What you'll own (per client)
1. Carrier integration
Onboard new carriers and new freight modes onto existing clients. Concretely, this means
designing and shipping extraction + matching pipelines that hold up under production
conditions:
- Invoice extraction at scale. Carrier invoices arrive as PDFs of up to 600+ pages with
100,000+ structured values that must be extracted at ≥ 99% field-level accuracy. Layouts vary
by carrier, by office, by region, and by year — you'll build pipelines that handle
multi-layout variance instead of one brittle parser per format.
- End-to-end pipeline ownership. PDF parsing, regex extraction, LLM-based structured
extraction, pydantic-based validation, tariff matching, surcharge handling, error recovery.
You write it, you debug it in production, you own its accuracy numbers.
- Hard validation. Every value you extract is auditable against the carrier's rate card.

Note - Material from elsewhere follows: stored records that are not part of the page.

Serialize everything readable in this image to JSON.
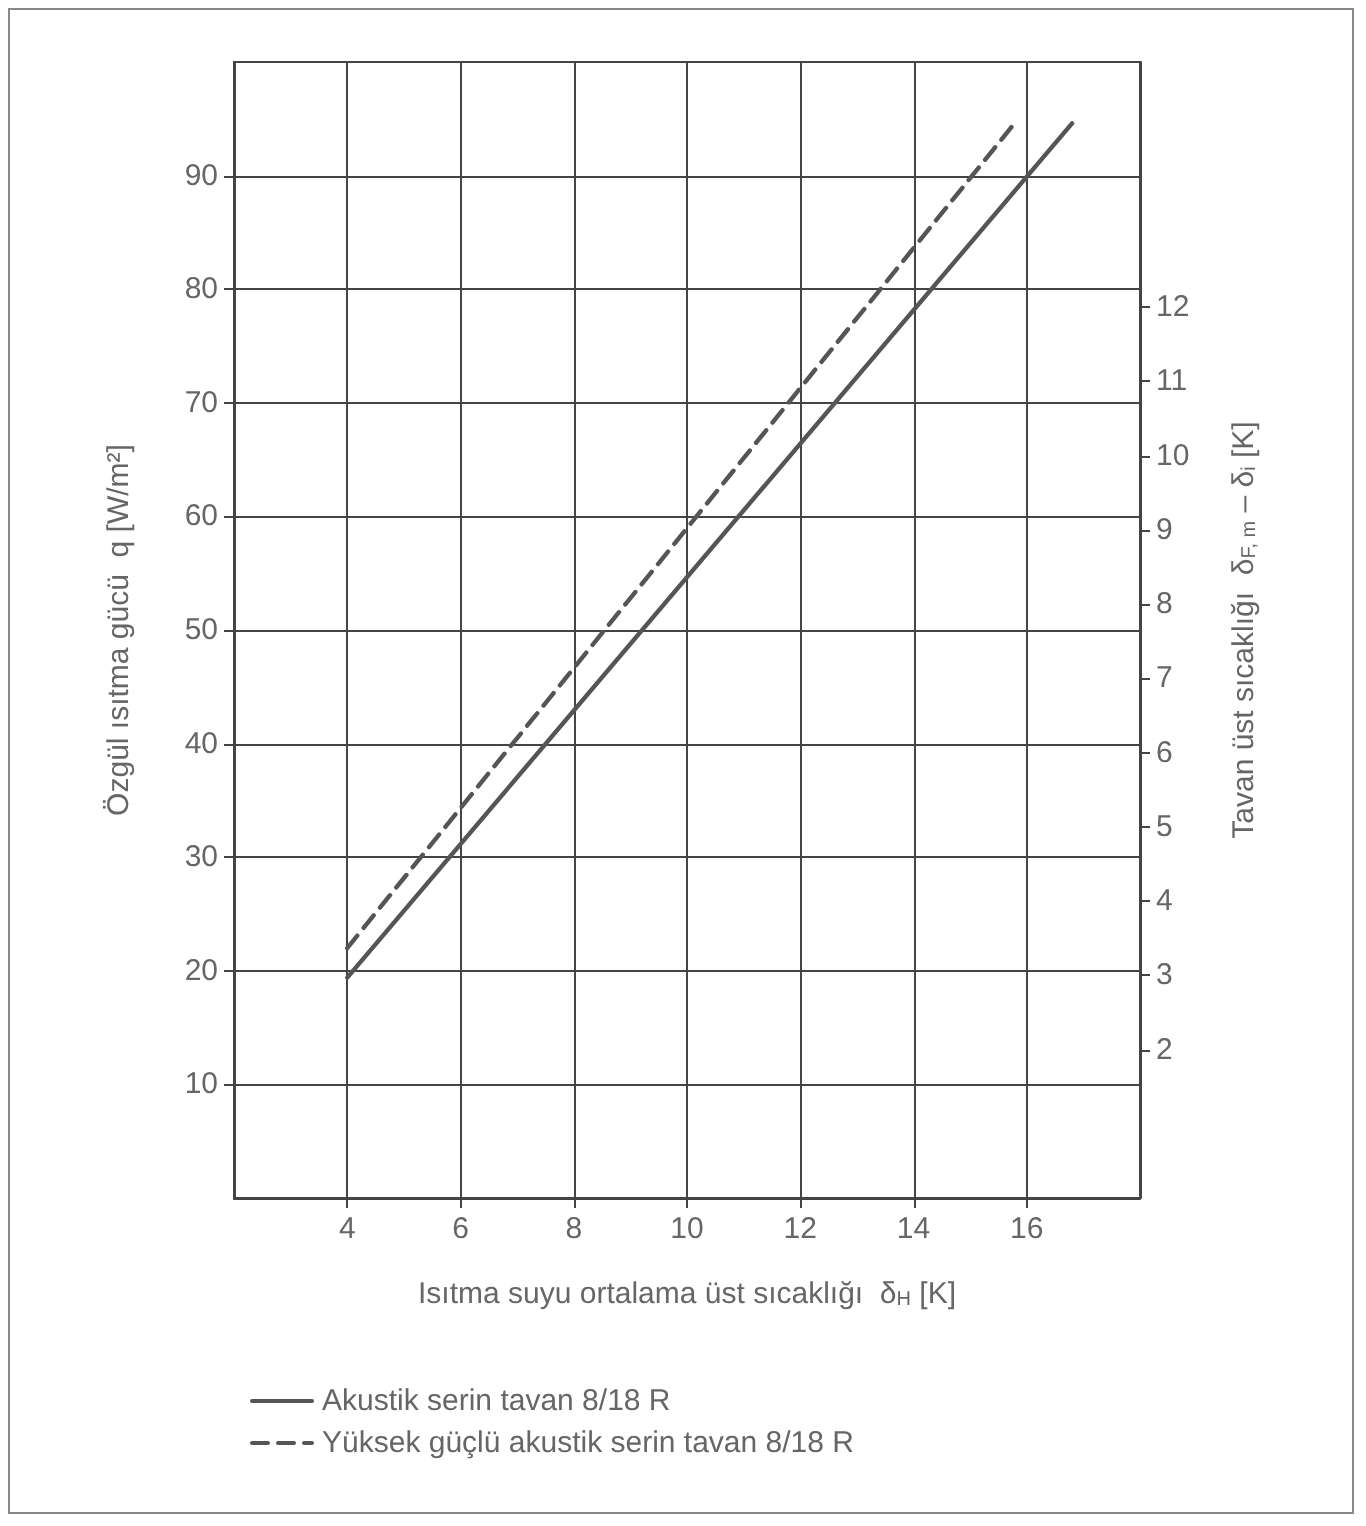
{
  "chart_data": {
    "type": "line",
    "xlabel": "Isıtma suyu ortalama üst sıcaklığı  δ$_{H}$ [K]",
    "ylabel": "Özgül ısıtma gücü  q [W/m²]",
    "y2label": "Tavan üst sıcaklığı  δ$_{F, m}$ – δ$_{i}$ [K]",
    "xlim": [
      2,
      18
    ],
    "xticks": [
      4,
      6,
      8,
      10,
      12,
      14,
      16
    ],
    "ylim": [
      0,
      100
    ],
    "yticks": [
      10,
      20,
      30,
      40,
      50,
      60,
      70,
      80,
      90
    ],
    "y2lim": [
      0,
      15.3
    ],
    "y2ticks": [
      2,
      3,
      4,
      5,
      6,
      7,
      8,
      9,
      10,
      11,
      12
    ],
    "grid": true,
    "legend": "bottom left",
    "marker": "none",
    "series": [
      {
        "name": "Akustik serin tavan 8/18 R",
        "color": "#555555",
        "line_style": "solid",
        "x": [
          4,
          16.8
        ],
        "values": [
          19.4,
          94.6
        ]
      },
      {
        "name": "Yüksek güçlü akustik serin tavan 8/18 R",
        "color": "#555555",
        "line_style": "dashed",
        "x": [
          4,
          15.8
        ],
        "values": [
          22,
          94.7
        ]
      }
    ]
  }
}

Numbers that are almost right are wrong. Detail orientation isn't a nice-to-have — it's the
job.
2. Tariff translation & management
Translate carrier rate cards into the canonical, structured format our matching pipeline
consumes.
- The inputs are ugly. Excel files with 50+ tabs, merged cells, multi-currency, multi-zone,
embedded surcharge tables, footnotes that change the meaning of entire sections, and
conventions that differ per carrier.
- You'll build translation pipelines, not edit cells by hand. For most carriers the right
move is a small automated transformer (openpyxl + carrier-specific rules + validation) that
maps the carrier's structure into ours, plus a verification step that cross-checks against
the original. Manual translation doesn't scale across renewals.
- Keep tariffs accurate over time. Renewals, FSC updates, rate-card refreshes, mid-year
amendments — all flow through the same pipeline.
3. Rule management
Tune matching rules per client/carrier — zone logic, taxable weight, surcharge fallback
chains, identifier mapping, country normalization. Adjust extraction logic when a carrier
changes invoice layouts mid-contract (they will).
4. Customer contact & request handling
You are the client's primary technical contact. Handle small platform asks directly,
coordinate and quality-control the invoice checks performed by the ops team, and own the
outcome end-to-end.
Tech stack
- Backend: Python, FastAPI, Celery, SQLAlchemy
- Extraction & AI: GPT-class LLMs for structured extraction, pdfplumber, openpyxl, pydantic
- Frontend: Next.js (App Router), React, TypeScript
- Infra: Kubernetes
- Data: MSSQL
What we're looking for
- Comfortable shipping Python in a real codebase — you can read an async pipeline, follow
data through it, and add a new integration without hand-holding
- Track record of building extraction or data-transformation pipelines against messy
real-world inputs (PDFs, spreadsheets, scanned documents, EDI, etc.)
- Obsessive about accuracy. You don't ship a parser at 92% and call it done; you find the
long tail and close it
- Pragmatic about LLMs — you know when to use them, when regex is better, and how to validate
either
- Direct with clients and teammates. You can tell a client "this rate card is ambiguous, we
need clarification" without softening it into uselessness
- Ownership mindset: if a client invoice is wrong, it's your problem until it isn't,
regardless of which layer caused it
- Strong written English — most communication is async across timezones
- Bonus: freight / logistics domain experience, or prior FDE / solutions-engineering role at
a B2B SaaS
How the role evolves
In the first 3 months you'll be mostly hands-on: integrating carriers, building translation
pipelines, hunting accuracy bugs. As your portfolio grows, the mix shifts — more time on
client conversations and scoping, less on writing integrations from scratch. We expect you to grow into that split rather than stay purely technical.